One thing that has perplexed many drivers over the years is why, when activating your high beams on your vehicle, the low beam shuts off in the process. Wouldn’t it make sense if both beams remained active, if just for the sake of lending some extra lighting to illuminate the road and your surroundings? There are a couple of reasons why vehicles were designed this way, but it boils down to either the type of bulb used or the electrical setup flipping between low and high beams but not powering both simultaneously.
Believe it or not, there’s a pretty easy way to modify your pickup to keep the low beams and fog lights active when using high beams. Here, we’ll go over an “all lights mod” where fog lights stay on with high beams and all lights, and outline how to make low beams stay on with high beams on your Chevy Silverado, as well as other GMC pickups. All it takes is a diode, some basic tools, and a modest comfort level with basic wiring skills.
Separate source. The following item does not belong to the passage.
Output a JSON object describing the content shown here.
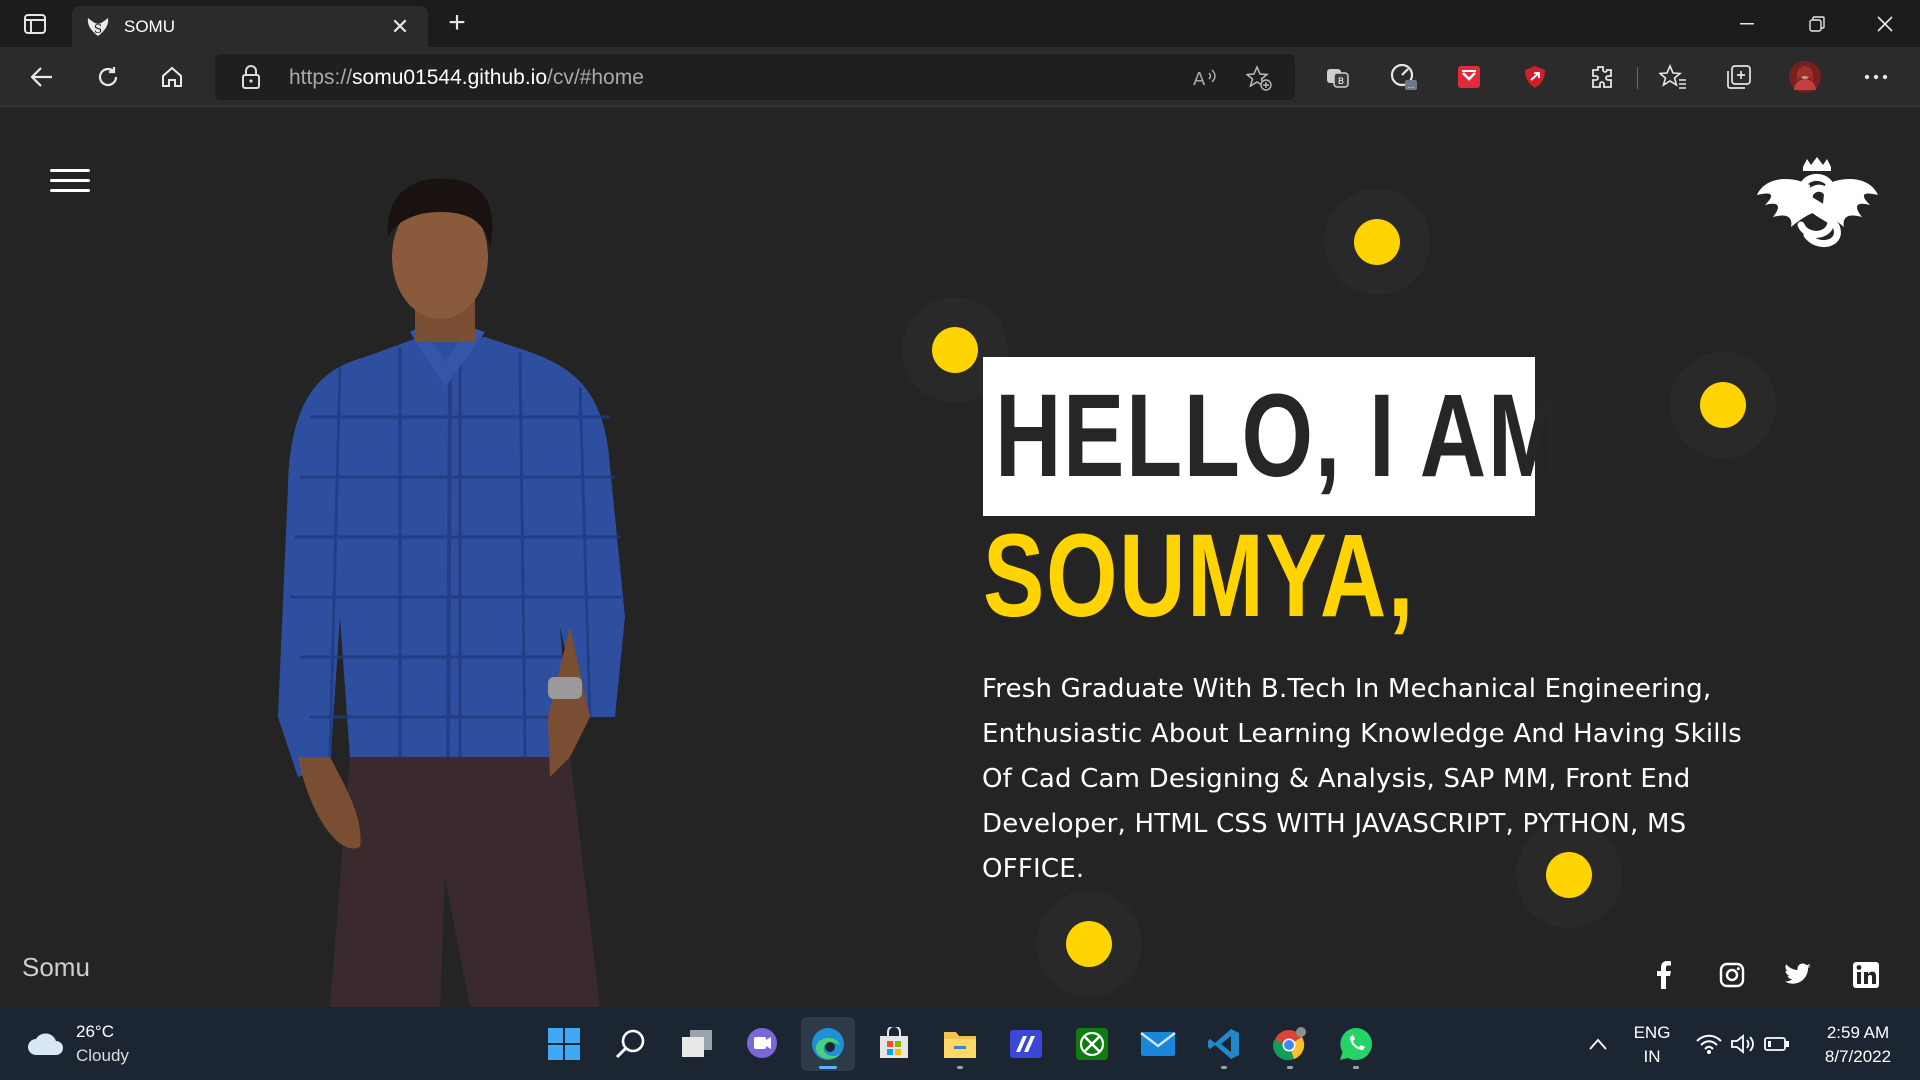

Why Does My Truck Shut Off the Low Beams Anyway, and What is a Diode?
As we touched on above, most vehicles alternate between high and low beams because of either bulb limitations (single filament, vs dual filament), or because of how the headlight relay is designed. Since dual filament bulbs would mean only one headlight bulb is present, using both filaments would cause the bulb to overheat and burn out rapidly. Bad news for those folks that own vehicles with one headlight bulb: this mod might not work for you.
For vehicles with more than one headlight bulb, the idea is to have low beams illuminate the road in one set of circumstances when speeds are reduced and the area has ambient lighting; high beams kick in when there is less lighting around, and the vehicle is traveling at a speed where low beams are not bringing potential hazards into focus quickly enough. (Some old-time drivers would call this “out-driving your headlights,” and it’s discouraged.) There’s also the tricky notion of traffic laws, and in many jurisdictions in the United States, it’s not legal to drive around with more than four lights illuminated on the front of the vehicle.
For those cars and trucks that have multiple headlight bulbs, the easiest way to modify the wiring to allow all the headlights to remain on by essentially “deactivating” the requirement of the vehicle to disable low beam and fog lamps when the high beam headlight is selected. For most Chevy Silverado and GMC pickups, when you have either the low beam or daytime running lights active and then flip over to use the high beams, the other bulbs are deactivated via an electrical relay. This modification will trick the vehicle into keeping the bulbs active.
First, you’ll need a set of diodes; you can either find these pretty cheaply online, or some local hardware or electronic stores may carry them. Look for part numbers starting with “1N” followed by 4001, 4002, 4003, and 4004; most of these should work for vehicle use. Additionally, having a set of relay pliers will help spare your fingers from a bit of soreness, and make the job much easier.
To add some context to the modification steps below on what a diode is: you will essentially be connecting a wire (diode) that will help channel power from your low beam relay, over to the high beam and fog light relays, in order for them to remain powered and active when using the high beams. The diode will allow voltage to travel from the low beam relay to the high beam or fog lamp relay, but voltage is not intended to travel back upstream on the diode and back into the low beam relay.
The following directions were created according to a Chevy Silverado pickup; you will need to reference a wiring diagram for your own vehicle to proceed from this point. Complete the following steps with the vehicle turned off.
How to Set Up the All-Lights Mod:
Identify where the high beam relay, low beam relay, and fog light relay are located – this can either be in the fuse box under the hood on the driver’s side, or in the BCM near the driver’s side footwell, just under the dash. You’ll need to know which harness or relay contains the wiring for the high beam and fog lamps, and/or the daytime running lamps. The diode will eventually be plugged in and run between these two relays, and they are typically very close together.
Look at your diode; there should be a triangle shape with a line or stripe on one side, and this line is called a bottle cap. One longer arm of the diode is most likely a brighter silver color, with the brighter side being closest to the bottle cap or stripe on the diode. The brighter arm that branches off of the side with the stripe will be the end that plugs into the high beam relay. You can wrap the diode around the pin, or just push it in.
Place the diode arm that is darker and further from the stripe, into the relay for the low beam headlight. Place the other, brighter end of the diode arm (this should be the side that is closest to the stripe or bottle cap) into the high beam relay. Same as before, you can wrap the diode around the pin, or just squeeze it into the relay.
If done correctly, this will enable your low-beam headlights to stay lit while using your high-beam headlights. If you have fog lamps installed and wish for them to stay on when the high beams are on, you will repeat this process, but instead will stick the dark side of the diode into the relay for the fog light. The brighter, bottle cap side will again plug into the high beam relay. If you are running both low beam and fog lamp diodes, the space might get crowded around the relay; don’t be shocked if you have to really work to get the second diode to fit.
If you are successful with this mod, it will help with nighttime visibility when driving your Chevy Silverado, or other GMC truck. Having an All-Lights mod, and having both low-beam and high beam headlights active can be helpful in extremely low visibility situations where the extra candle power is appreciated.